Nach experimenteller BDV-Infektion aller Mausgruppen war BDV-GP im Gegensatz zu BDV-N und BDV-M wie bei der Ratte nur in Neuronen nachweisbar, obwohl die BDV-Intron II +ssRNA auch in Astrozyten und Oligodendrozyten vorlag. BDV-GP war in signifikant weniger Zellen als BDV-N und BDV-M zu finden, und war vor allem in Neuronen des Cortex cerebri, Thalamus, Cerebellum und der Medulla oblongata detektierbar. Dies war bei der Ratte vor allem in Cortex cerebri, Thalamus, Ammonshorn und Amygdala der Fall. Insgesamt exprimierten noch weniger Zellen BDV-GP als bei der Ratte. Unterschiede zwischen den Mausgruppen lagen nicht vor, so dass die TNF-Überexpression die BDV-GP-Expression nicht signifikant beeinflusste. Daher scheint der regionale Tropismus etwas unterschiedlich zu sein und die BDV-GP-Translation noch stärker reguliert zu werden als bei der Ratte.
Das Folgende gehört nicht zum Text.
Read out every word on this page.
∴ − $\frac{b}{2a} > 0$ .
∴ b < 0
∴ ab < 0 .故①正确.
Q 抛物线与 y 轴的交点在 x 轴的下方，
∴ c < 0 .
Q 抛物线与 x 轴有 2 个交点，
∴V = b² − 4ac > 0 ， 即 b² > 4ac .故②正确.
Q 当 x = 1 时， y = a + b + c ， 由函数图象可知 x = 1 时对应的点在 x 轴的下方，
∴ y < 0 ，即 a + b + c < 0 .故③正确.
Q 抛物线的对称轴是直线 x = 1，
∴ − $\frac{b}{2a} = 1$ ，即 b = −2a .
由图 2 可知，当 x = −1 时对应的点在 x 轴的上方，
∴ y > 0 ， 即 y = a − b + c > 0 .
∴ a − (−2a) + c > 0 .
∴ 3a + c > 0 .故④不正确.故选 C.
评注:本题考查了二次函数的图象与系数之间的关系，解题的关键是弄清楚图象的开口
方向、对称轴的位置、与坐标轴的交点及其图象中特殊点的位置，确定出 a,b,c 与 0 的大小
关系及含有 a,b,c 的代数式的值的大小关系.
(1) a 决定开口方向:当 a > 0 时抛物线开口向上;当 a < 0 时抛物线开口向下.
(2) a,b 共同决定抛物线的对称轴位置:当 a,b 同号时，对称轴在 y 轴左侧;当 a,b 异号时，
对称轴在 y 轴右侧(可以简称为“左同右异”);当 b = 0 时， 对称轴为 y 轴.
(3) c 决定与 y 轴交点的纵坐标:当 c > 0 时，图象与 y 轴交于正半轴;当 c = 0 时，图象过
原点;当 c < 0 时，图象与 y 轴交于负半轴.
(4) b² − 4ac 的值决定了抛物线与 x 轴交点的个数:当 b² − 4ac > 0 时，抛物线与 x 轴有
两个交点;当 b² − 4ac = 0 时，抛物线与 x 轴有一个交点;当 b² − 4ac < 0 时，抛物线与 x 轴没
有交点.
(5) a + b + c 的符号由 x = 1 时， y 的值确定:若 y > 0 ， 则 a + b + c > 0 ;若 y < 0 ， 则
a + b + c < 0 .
Die BDV-Intron II +ssRNA war in Zellkern und Zytoplasma von Neuronen, Astrozyten und Oligodendrozyten zu finden. 14 Tage p.i. lag diese +ssRNA vor allem im Nukleus vor, ab 28 Tagen p.i. in Zytoplasma und Zellkern. Dies weist darauf hin, dass bei der Maus die BDV-Intron II +ssRNA häufiger ins Zytoplasma exportiert wird als bei der Ratte. Trotzdem war nur wenig Protein detektierbar: Dies belegt die restriktive Translation und zeigt, dass das BDV 28 Tage p.i. sowohl gespleißte als auch ungespleißte RNA aus dem Zellkern exportieren kann.

Diese verschiedenen Kernexportstrategien wurden auch bei der Ratte beobachtet.